With an ensemble cast, what makes Paul especially hilarious is how every character in the film has a moment of comedy gold. That includes Adam Stevenson famous writer whom they meet at a Comic-Con festival and simply has five on-screen minutes. Five amusing on-screen minutes. Pegg and Frost are as funny as they were before, fizzing chemistry over Area 51, still the brilliant duo that work better than Pegg and Andy Serkis did in Pegg's last film Burke and Hare. They're buddies with mutual buddy-love that are better together than most odd pairings. It's (probably) guaranteed that they will stay as the best British duo even off-screen as Thomson and Thompson in the upcoming Tintin film which is to be directed by veteran sci-fi director Steven Spielberg. It's reported that Pegg and Frost said that Paul was a love letter to Spielberg it sure is an amusing one, and is certainly the best Valentine-themed film this Valentine's Day.
The pair wrote the screenplay for this film so expect many contemporary references plenty of sci-fi ones and clever gags. At times, the jokes can feel a little self indulgent; inside jokes that would probably confuse most and only careful listeners can interpret the clever jokes. The majority of the script, however, is a laugh-a-minute ride with some recurring jokes that become funnier and funnier throughout. Paul's part of the script gives a big L to The Green Hornet; Seth Rogen was much funnier off screen. The actor was miscast as the green superhero so there were dreads of him being miscast as this green amiable alien but kudos to Pegg and Frost because this was the perfect script for Rogen to show that The Green Hornet's failed hilarity wasn't detrimental. Looking at another view, if Rogen was the screenwriter for Paul, then maybe it would have been of the dull standard of the Hornet unless he can still write something on par with Superbad. Imagine that.

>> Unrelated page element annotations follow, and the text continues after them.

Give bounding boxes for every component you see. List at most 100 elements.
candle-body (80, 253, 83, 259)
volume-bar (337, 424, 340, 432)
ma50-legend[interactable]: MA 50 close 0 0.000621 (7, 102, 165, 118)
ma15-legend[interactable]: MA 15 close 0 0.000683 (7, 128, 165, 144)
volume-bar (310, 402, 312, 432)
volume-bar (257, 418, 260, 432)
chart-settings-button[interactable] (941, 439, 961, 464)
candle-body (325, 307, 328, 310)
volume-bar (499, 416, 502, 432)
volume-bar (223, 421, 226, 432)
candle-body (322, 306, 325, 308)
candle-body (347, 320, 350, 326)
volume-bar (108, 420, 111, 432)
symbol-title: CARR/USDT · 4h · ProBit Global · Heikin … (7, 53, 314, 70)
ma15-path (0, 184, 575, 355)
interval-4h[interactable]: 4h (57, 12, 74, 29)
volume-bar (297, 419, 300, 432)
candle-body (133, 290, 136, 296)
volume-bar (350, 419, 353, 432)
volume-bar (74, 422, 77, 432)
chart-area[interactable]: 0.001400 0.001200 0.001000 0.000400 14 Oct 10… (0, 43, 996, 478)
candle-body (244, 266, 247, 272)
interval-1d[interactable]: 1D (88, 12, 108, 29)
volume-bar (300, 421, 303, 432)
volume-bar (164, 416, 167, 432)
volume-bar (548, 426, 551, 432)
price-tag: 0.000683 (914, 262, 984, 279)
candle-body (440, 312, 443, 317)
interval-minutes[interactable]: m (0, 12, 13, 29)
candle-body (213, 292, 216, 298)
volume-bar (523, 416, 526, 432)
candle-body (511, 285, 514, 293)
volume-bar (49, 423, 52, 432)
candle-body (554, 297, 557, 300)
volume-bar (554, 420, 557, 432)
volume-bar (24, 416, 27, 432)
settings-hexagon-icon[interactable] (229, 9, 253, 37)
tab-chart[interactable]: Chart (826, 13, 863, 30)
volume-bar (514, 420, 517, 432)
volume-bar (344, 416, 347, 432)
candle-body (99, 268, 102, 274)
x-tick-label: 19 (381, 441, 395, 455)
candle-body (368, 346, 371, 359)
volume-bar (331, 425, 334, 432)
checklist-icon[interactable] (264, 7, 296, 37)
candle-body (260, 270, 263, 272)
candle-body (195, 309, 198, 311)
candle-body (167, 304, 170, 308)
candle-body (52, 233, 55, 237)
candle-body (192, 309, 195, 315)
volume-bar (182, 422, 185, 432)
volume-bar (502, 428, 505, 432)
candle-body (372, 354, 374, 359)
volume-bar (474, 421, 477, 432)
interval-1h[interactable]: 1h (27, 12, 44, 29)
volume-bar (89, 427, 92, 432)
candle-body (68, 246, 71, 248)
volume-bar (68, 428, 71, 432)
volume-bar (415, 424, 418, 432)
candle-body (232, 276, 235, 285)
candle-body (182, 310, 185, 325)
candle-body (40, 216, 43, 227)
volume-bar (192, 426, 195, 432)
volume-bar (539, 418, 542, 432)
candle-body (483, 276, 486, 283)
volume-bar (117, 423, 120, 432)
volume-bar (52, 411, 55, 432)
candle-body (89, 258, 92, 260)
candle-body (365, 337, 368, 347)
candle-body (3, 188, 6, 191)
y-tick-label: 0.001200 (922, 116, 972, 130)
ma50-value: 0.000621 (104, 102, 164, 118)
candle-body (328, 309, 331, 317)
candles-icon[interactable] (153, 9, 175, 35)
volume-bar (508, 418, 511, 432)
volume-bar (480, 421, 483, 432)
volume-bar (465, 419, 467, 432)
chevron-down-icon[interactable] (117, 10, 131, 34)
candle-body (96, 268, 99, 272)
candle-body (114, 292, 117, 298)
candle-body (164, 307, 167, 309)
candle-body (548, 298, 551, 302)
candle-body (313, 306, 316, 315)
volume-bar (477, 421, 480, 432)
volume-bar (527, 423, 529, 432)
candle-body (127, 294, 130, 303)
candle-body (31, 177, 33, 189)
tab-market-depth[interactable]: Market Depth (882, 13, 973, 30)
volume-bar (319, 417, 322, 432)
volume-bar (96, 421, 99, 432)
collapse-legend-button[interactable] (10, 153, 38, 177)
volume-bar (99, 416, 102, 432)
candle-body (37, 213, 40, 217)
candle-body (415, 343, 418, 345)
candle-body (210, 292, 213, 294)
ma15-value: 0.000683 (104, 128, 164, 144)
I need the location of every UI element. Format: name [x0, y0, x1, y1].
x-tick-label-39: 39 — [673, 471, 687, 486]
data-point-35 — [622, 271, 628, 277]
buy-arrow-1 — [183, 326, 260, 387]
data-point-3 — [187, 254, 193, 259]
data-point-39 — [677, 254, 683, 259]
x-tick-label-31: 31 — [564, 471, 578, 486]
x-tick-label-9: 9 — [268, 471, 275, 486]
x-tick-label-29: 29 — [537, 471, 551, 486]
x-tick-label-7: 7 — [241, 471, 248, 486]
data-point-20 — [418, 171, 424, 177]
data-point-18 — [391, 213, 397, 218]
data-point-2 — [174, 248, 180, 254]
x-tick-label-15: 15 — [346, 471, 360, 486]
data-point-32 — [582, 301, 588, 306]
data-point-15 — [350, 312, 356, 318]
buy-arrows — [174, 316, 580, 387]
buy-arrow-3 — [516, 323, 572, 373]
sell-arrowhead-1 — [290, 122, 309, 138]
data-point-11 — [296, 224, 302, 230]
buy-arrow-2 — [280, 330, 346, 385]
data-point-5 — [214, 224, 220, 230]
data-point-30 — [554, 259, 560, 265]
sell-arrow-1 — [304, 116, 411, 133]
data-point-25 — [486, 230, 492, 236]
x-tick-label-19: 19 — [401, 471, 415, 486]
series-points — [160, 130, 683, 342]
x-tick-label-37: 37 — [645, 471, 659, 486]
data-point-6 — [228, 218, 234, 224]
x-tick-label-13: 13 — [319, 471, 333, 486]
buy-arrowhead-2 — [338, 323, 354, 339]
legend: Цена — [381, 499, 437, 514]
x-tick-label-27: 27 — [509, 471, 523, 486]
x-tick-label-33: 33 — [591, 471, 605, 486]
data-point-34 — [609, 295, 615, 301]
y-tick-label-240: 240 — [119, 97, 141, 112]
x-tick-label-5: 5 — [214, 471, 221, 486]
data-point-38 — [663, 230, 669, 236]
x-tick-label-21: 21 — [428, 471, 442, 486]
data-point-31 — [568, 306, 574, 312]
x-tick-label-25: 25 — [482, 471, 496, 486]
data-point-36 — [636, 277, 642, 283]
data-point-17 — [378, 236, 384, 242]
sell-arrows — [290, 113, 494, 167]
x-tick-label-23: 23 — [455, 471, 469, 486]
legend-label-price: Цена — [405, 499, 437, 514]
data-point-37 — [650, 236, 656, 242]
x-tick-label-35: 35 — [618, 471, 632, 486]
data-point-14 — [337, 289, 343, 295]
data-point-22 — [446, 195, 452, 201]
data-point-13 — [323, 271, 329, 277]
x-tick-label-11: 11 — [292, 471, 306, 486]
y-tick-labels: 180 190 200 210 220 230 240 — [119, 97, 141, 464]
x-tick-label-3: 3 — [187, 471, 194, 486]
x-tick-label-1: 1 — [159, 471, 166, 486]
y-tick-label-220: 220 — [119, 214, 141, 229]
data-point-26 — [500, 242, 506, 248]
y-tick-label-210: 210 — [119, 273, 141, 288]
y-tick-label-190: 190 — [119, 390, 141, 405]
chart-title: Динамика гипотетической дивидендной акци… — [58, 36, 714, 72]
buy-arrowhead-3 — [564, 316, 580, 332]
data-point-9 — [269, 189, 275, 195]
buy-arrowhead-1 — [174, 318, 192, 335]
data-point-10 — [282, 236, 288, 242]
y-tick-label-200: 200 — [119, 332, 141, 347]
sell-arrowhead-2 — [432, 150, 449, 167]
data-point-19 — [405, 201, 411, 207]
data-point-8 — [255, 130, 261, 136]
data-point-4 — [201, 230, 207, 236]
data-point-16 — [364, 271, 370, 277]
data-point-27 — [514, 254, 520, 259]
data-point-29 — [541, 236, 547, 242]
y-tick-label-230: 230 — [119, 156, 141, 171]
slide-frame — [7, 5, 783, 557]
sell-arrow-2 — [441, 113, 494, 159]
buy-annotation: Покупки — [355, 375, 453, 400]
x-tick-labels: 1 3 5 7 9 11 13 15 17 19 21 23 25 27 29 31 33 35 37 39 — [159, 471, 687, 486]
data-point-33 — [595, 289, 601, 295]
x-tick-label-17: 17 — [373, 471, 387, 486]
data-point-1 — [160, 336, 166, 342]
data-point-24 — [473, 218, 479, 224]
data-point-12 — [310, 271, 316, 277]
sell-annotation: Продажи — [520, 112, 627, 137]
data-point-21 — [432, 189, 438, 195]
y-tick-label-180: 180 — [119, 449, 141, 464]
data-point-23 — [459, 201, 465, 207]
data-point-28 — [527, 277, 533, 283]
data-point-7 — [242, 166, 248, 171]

Paul may be a funnier film for the more clever/geeky viewer. If that's the case, the words 'Cult Following' can be seen written all over it. For all other audience, Pegg and Frost haven't diminished in their comedy quality from their previous films even though Paul may be broader than either of them. If Scott Pilgrim was the geekiest film of last year, Paul definitely wins that title for this year. It may not be an Out of This World film (pun partially intended) but lays claim to the most hilarious film of 2011 yet.
Verdict: Your money's worth Paul is the funniest film there has been in ages.